I assume you're thinking of the nested geronimo-service.xml files. This is not like that.
We're currently building the MCP from a combination of the deployment plan, the project.xml file (with magic properties), project.properties and custom jelly in maven.xml. Or we're requiring the user to supply the value as a command line parameter to the standalone deployer. Neither is particularly friendly.
This xml is really just syntactic sugar for creating a jar manifest
No, its an extension to the dependency mechanism we use for non-executable configurations to support initializing the root classloader by using the Class-Path entry from the manifest.
By declaring the dependency in the XML in the normal way the Configuration can be loaded using normal dependency resolution as well (e.g. by a deployer).

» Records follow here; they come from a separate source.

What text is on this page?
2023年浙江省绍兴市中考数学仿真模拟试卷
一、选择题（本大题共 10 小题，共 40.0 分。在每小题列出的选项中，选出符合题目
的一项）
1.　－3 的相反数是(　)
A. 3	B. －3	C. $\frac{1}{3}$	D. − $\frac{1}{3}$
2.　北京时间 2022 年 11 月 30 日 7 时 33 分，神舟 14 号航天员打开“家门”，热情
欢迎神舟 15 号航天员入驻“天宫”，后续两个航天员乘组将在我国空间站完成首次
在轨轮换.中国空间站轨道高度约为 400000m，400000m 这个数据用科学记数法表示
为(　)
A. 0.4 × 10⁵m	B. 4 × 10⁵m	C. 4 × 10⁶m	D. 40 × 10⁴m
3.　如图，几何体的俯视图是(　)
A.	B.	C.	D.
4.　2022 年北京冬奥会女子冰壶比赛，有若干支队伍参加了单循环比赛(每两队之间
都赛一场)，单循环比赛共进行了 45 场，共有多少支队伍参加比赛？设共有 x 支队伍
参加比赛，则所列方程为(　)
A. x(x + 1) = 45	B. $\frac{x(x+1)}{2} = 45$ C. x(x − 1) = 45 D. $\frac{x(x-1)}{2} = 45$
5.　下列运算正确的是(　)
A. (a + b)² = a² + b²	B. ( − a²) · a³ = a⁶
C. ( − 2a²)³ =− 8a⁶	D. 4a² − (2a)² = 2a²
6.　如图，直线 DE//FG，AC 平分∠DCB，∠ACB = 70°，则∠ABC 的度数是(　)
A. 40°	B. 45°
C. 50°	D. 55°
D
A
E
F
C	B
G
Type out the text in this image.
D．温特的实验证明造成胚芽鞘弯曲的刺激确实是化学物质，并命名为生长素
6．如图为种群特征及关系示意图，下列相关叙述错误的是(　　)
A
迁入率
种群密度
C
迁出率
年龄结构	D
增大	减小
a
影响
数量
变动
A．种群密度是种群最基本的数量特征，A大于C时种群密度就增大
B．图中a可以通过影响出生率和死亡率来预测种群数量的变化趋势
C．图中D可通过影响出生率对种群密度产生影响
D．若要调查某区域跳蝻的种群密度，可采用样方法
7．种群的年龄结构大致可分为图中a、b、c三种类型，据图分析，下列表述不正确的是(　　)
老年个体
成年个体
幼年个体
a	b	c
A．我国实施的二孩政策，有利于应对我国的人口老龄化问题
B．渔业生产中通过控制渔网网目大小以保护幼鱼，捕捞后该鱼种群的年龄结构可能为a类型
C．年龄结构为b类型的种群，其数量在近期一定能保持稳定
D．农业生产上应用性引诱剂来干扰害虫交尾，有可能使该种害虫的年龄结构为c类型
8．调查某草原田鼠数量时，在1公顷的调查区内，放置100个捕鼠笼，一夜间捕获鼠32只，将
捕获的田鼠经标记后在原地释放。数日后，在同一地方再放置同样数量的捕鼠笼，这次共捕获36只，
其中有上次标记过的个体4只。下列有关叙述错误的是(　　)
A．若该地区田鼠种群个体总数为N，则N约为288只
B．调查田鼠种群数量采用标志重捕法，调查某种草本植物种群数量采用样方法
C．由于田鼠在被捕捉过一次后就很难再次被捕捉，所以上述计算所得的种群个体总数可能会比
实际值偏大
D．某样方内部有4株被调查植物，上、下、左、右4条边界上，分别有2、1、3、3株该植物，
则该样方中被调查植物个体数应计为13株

We can't do that right now as dependencies don't work in executable configurations (as there is no Repository started that can be used to resolve them).
and I think we should just have our maven tool take an ant sytle manifest directly. Near the bottom of this page http://ant.apache.org/manual/CoreTasks/jar.html is an example of an inline manifest for a jar file. If we provided this feature, you would have the full power of the java manifest specification (such as service declarations), and would not be limited by the capabilities of our tool. Also since it would be inline in maven, you don't need an external tool such as velocity to preprocess the file to manage the version numbers.
I think being able to specify the entire manifest is a different feature. It might be useful to add, in which case it should be done in the same way Maven's jar plugin does it.
In fact, let's do that - have the packager build the target configuration exploded under ${maven.build.dir} and then have the jar plugin zip it up? That way we get to reuse all the features of the jar plugin.
Even if we do that, we will still need the expanded syntax in the configuration file itself so that it can be used with the standalone deployer (i.e. without maven).